Mum smiled knowingly and joined my sister in excitedly pointing out the sights as we drew closer to the Academy. She expertly turned the topic away from the Chosen One and talked up a storm about the Academy itself. I felt a bit better, but also a little annoyed at myself for being so petty about it all. Maybe I'd make it up to her and send her an autograph from the Chosen One, if I managed to meet the person.
The Academy campus grounds were hidden behind tall marbled walls so from where we were, we could only see the most distinctive feature of it - the Spire. It wasn't that big by skyscraper standards but thirty stories still looked pretty impressive when the surrounding buildings went no higher than ten. What was even more impressive was the fact that it had apparently stood there since its construction around the birth of the Empire. The surrounding buildings had been designed to fit in with the aesthetics of the Spire, so looking at the Academy felt like looking back at a bit of the past.
'It looks so grand,' Triss said with a dreamy sigh. 'Wish I could go too.'
'Well, you're still only 10, so you've got a good eight years to catch up with Caden,' Dad said in a far-too-casual tone.
'Catch up?' Triss' voice went up a few octaves as she turned away from the window to glare at the back of my father's head. I could almost feel him fighting to keep a straight face. 'I'll get in long before I hit 18!'
'I'm sure you will, Triss,' I said, trying not to sound condescending.
Her hand came up, wreathed in arcana. She was still too young to be able to channel much but her control was frankly amazing for her age. The small amount she had plucked from the air coalesced into a tight ball, like a ghostly orb of water, and she flung it at me. I laughed and flicked my wrist, sending a small amount of arcana to unravel her ball into harmless strings of light.
'Triss! Caden!' Mum's voice had taken on a warning tone. We both settled down, Triss seething at me while I looked down at her with exaggerated haughtiness. I didn't say it often (because her head was already big enough as it was) but she was really very talented and would likely follow me to the Academy in just a few years and become something of a prodigy.
When we rolled into the Academy's grounds and my father had parked the car, we made our way to the registration office. There was already a queue even though it was only eight in the morning. Thankfully, the process was quick and efficient and it wasn't long before I was handing my papers over.
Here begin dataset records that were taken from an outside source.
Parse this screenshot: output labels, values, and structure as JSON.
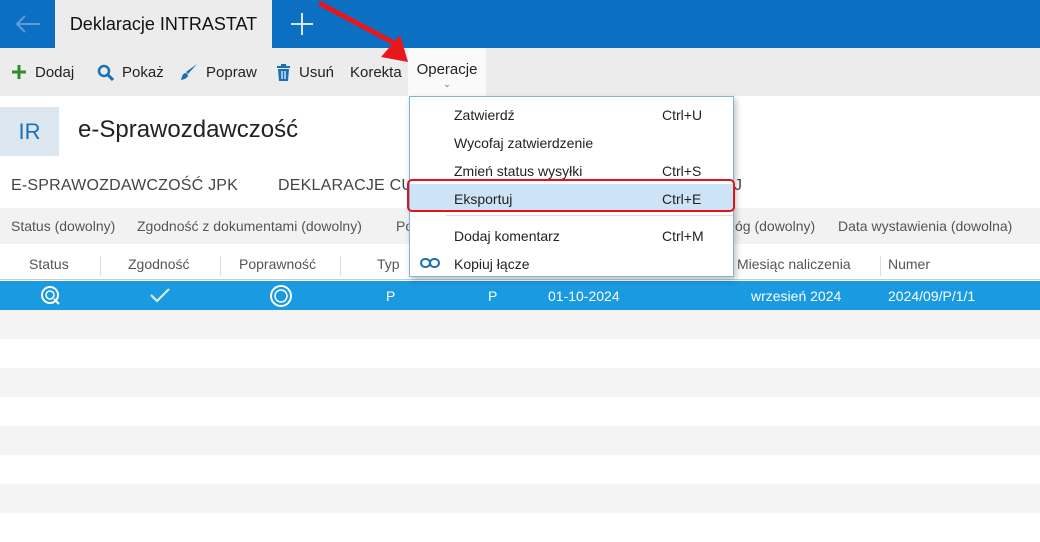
{
  "topbar": {
    "tab_title": "Deklaracje INTRASTAT"
  },
  "toolbar": {
    "add": "Dodaj",
    "show": "Pokaż",
    "edit": "Popraw",
    "delete": "Usuń",
    "correction": "Korekta",
    "operations": "Operacje"
  },
  "header": {
    "badge": "IR",
    "title": "e-Sprawozdawczość"
  },
  "section_tabs": [
    "E-SPRAWOZDAWCZOŚĆ JPK",
    "DEKLARACJE CU"
  ],
  "filters": [
    "Status (dowolny)",
    "Zgodność z dokumentami (dowolny)",
    "Po",
    "óg (dowolny)",
    "Data wystawienia (dowolna)"
  ],
  "columns": [
    "Status",
    "Zgodność",
    "Poprawność",
    "Typ",
    "Miesiąc naliczenia",
    "Numer"
  ],
  "rows": [
    {
      "typ": "P",
      "typ2": "P",
      "date": "01-10-2024",
      "month": "wrzesień 2024",
      "number": "2024/09/P/1/1"
    }
  ],
  "menu": {
    "items": [
      {
        "label": "Zatwierdź",
        "shortcut": "Ctrl+U"
      },
      {
        "label": "Wycofaj zatwierdzenie",
        "shortcut": ""
      },
      {
        "label": "Zmień status wysyłki",
        "shortcut": "Ctrl+S"
      },
      {
        "label": "Eksportuj",
        "shortcut": "Ctrl+E"
      },
      {
        "label": "Dodaj komentarz",
        "shortcut": "Ctrl+M"
      },
      {
        "label": "Kopiuj łącze",
        "shortcut": ""
      }
    ],
    "partial_behind_menu": "J"
  },
  "colors": {
    "topbar": "#0b6fc2",
    "selected_row": "#1a9ae0",
    "highlight": "#cce4f5",
    "annotation": "#e0121a",
    "add_icon": "#2e8b2e",
    "delete_icon": "#1a6fb5"
  }
}
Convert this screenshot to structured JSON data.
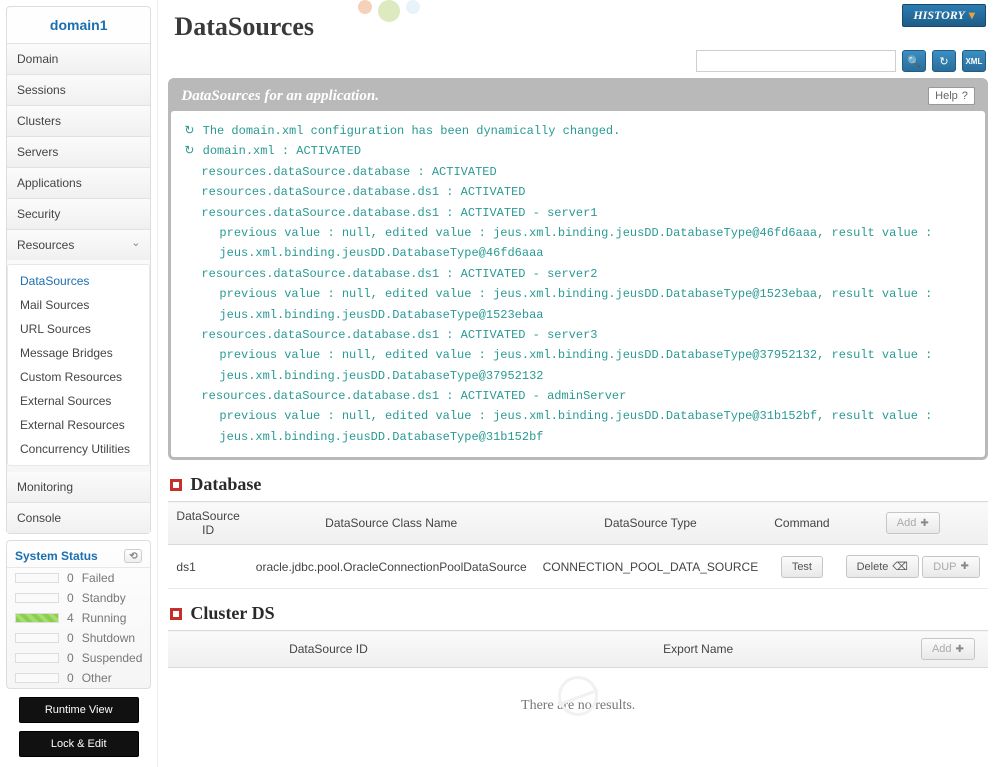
{
  "sidebar": {
    "domain_title": "domain1",
    "items": [
      {
        "label": "Domain"
      },
      {
        "label": "Sessions"
      },
      {
        "label": "Clusters"
      },
      {
        "label": "Servers"
      },
      {
        "label": "Applications"
      },
      {
        "label": "Security"
      },
      {
        "label": "Resources"
      }
    ],
    "resources_sub": [
      {
        "label": "DataSources",
        "active": true
      },
      {
        "label": "Mail Sources"
      },
      {
        "label": "URL Sources"
      },
      {
        "label": "Message Bridges"
      },
      {
        "label": "Custom Resources"
      },
      {
        "label": "External Sources"
      },
      {
        "label": "External Resources"
      },
      {
        "label": "Concurrency Utilities"
      }
    ],
    "bottom_items": [
      {
        "label": "Monitoring"
      },
      {
        "label": "Console"
      }
    ],
    "system_status": {
      "title": "System Status",
      "rows": [
        {
          "count": "0",
          "label": "Failed",
          "full": false
        },
        {
          "count": "0",
          "label": "Standby",
          "full": false
        },
        {
          "count": "4",
          "label": "Running",
          "full": true
        },
        {
          "count": "0",
          "label": "Shutdown",
          "full": false
        },
        {
          "count": "0",
          "label": "Suspended",
          "full": false
        },
        {
          "count": "0",
          "label": "Other",
          "full": false
        }
      ]
    },
    "runtime_btn": "Runtime View",
    "lock_btn": "Lock & Edit"
  },
  "history_label": "HISTORY",
  "page_title": "DataSources",
  "search_placeholder": "",
  "panel": {
    "title": "DataSources for an application.",
    "help": "Help",
    "log": [
      {
        "indent": 0,
        "icon": true,
        "text": "The domain.xml configuration has been dynamically changed."
      },
      {
        "indent": 0,
        "icon": true,
        "text": "domain.xml : ACTIVATED"
      },
      {
        "indent": 1,
        "text": "resources.dataSource.database : ACTIVATED"
      },
      {
        "indent": 1,
        "text": "resources.dataSource.database.ds1 : ACTIVATED"
      },
      {
        "indent": 1,
        "text": "resources.dataSource.database.ds1 : ACTIVATED - server1"
      },
      {
        "indent": 2,
        "text": "previous value : null, edited value : jeus.xml.binding.jeusDD.DatabaseType@46fd6aaa, result value : jeus.xml.binding.jeusDD.DatabaseType@46fd6aaa"
      },
      {
        "indent": 1,
        "text": "resources.dataSource.database.ds1 : ACTIVATED - server2"
      },
      {
        "indent": 2,
        "text": "previous value : null, edited value : jeus.xml.binding.jeusDD.DatabaseType@1523ebaa, result value : jeus.xml.binding.jeusDD.DatabaseType@1523ebaa"
      },
      {
        "indent": 1,
        "text": "resources.dataSource.database.ds1 : ACTIVATED - server3"
      },
      {
        "indent": 2,
        "text": "previous value : null, edited value : jeus.xml.binding.jeusDD.DatabaseType@37952132, result value : jeus.xml.binding.jeusDD.DatabaseType@37952132"
      },
      {
        "indent": 1,
        "text": "resources.dataSource.database.ds1 : ACTIVATED - adminServer"
      },
      {
        "indent": 2,
        "text": "previous value : null, edited value : jeus.xml.binding.jeusDD.DatabaseType@31b152bf, result value : jeus.xml.binding.jeusDD.DatabaseType@31b152bf"
      }
    ]
  },
  "db": {
    "title": "Database",
    "cols": [
      "DataSource ID",
      "DataSource Class Name",
      "DataSource Type",
      "Command",
      ""
    ],
    "add": "Add",
    "rows": [
      {
        "id": "ds1",
        "cls": "oracle.jdbc.pool.OracleConnectionPoolDataSource",
        "type": "CONNECTION_POOL_DATA_SOURCE",
        "test": "Test",
        "del": "Delete",
        "dup": "DUP"
      }
    ]
  },
  "cluster": {
    "title": "Cluster DS",
    "cols": [
      "DataSource ID",
      "Export Name",
      ""
    ],
    "add": "Add",
    "empty": "There are no results."
  }
}
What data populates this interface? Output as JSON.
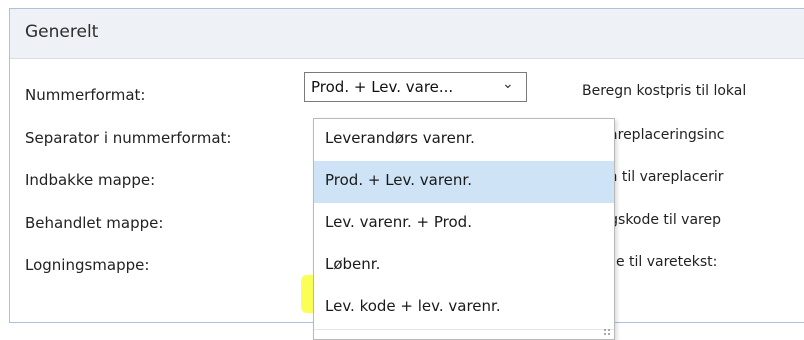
{
  "section": {
    "title": "Generelt"
  },
  "labels": {
    "number_format": "Nummerformat:",
    "separator": "Separator i nummerformat:",
    "inbox_folder": "Indbakke mappe:",
    "processed_folder": "Behandlet mappe:",
    "log_folder": "Logningsmappe:"
  },
  "right_labels": [
    "Beregn kostpris til lokal",
    "et Vareplaceringsinc",
    "ation til vareplacerir",
    "eringskode til varep",
    "gkode til varetekst:"
  ],
  "number_format_select": {
    "value": "Prod. + Lev. vare...",
    "options": [
      "Leverandørs varenr.",
      "Prod. + Lev. varenr.",
      "Lev. varenr. + Prod.",
      "Løbenr.",
      "Lev. kode + lev. varenr."
    ],
    "selected_index": 1,
    "highlighted_index": 4
  },
  "colors": {
    "panel_border": "#a9c3df",
    "header_bg": "#eef1f5",
    "selected_option_bg": "#cfe3f6",
    "highlight": "#fbff42"
  }
}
'Whole family in tow, eh?' the portly man behind the counter remarked. 'Are they here for you or because they hope to catch a glimpse of the Chosen One?' he continued, grinning at me.
'Both,' I said through gritted teeth. Behind me, Triss was scanning the crowd and staring at people's faces with undisguised excitement.
'Well, can't blame them. All the same, welcome to the Academy. Today, your life as an arcanist begins,' he said, adding a dash of drama to his voice as he stamped my papers and handed them back to me with a folder. 'Everything you need for your orientation is in there. If you need directions, perform a Minor Query using the Academy glyph while you're on the campus grounds and you'll be able to find your way around.'
My thanks were drowned out as a wave of excited murmuring spread through the crowd. I turned and saw an entourage just coming in through the glass doors. Reporters were backpedalling as they shouted questions, pointing their various recording devices at someone. Behind, a group of onlookers had gathered to see what the fuss was, adding to the fuss in the process.
'Let me see, I can't see, pick me up!' Triss said, tugging my hand. I shot an apologetic look at the man behind the counter and pulled her away, but everyone else in the queue had turned to look at the door anyway. The clerk shrugged and smiled and tried to call in vain for the next person in line to step forward.
'Somebody pick me up!' Triss demanded as the number of bodies in the room increased. There was a lot of jostling and babbling as people tried to get a good look at the person, and even Dad was standing on tiptoes trying to catch a glimpse of the Chosen One. Mum shook at head disapprovingly at Triss, but she kept tugging at me so I rolled my eyes and hoisted her up onto my shoulders.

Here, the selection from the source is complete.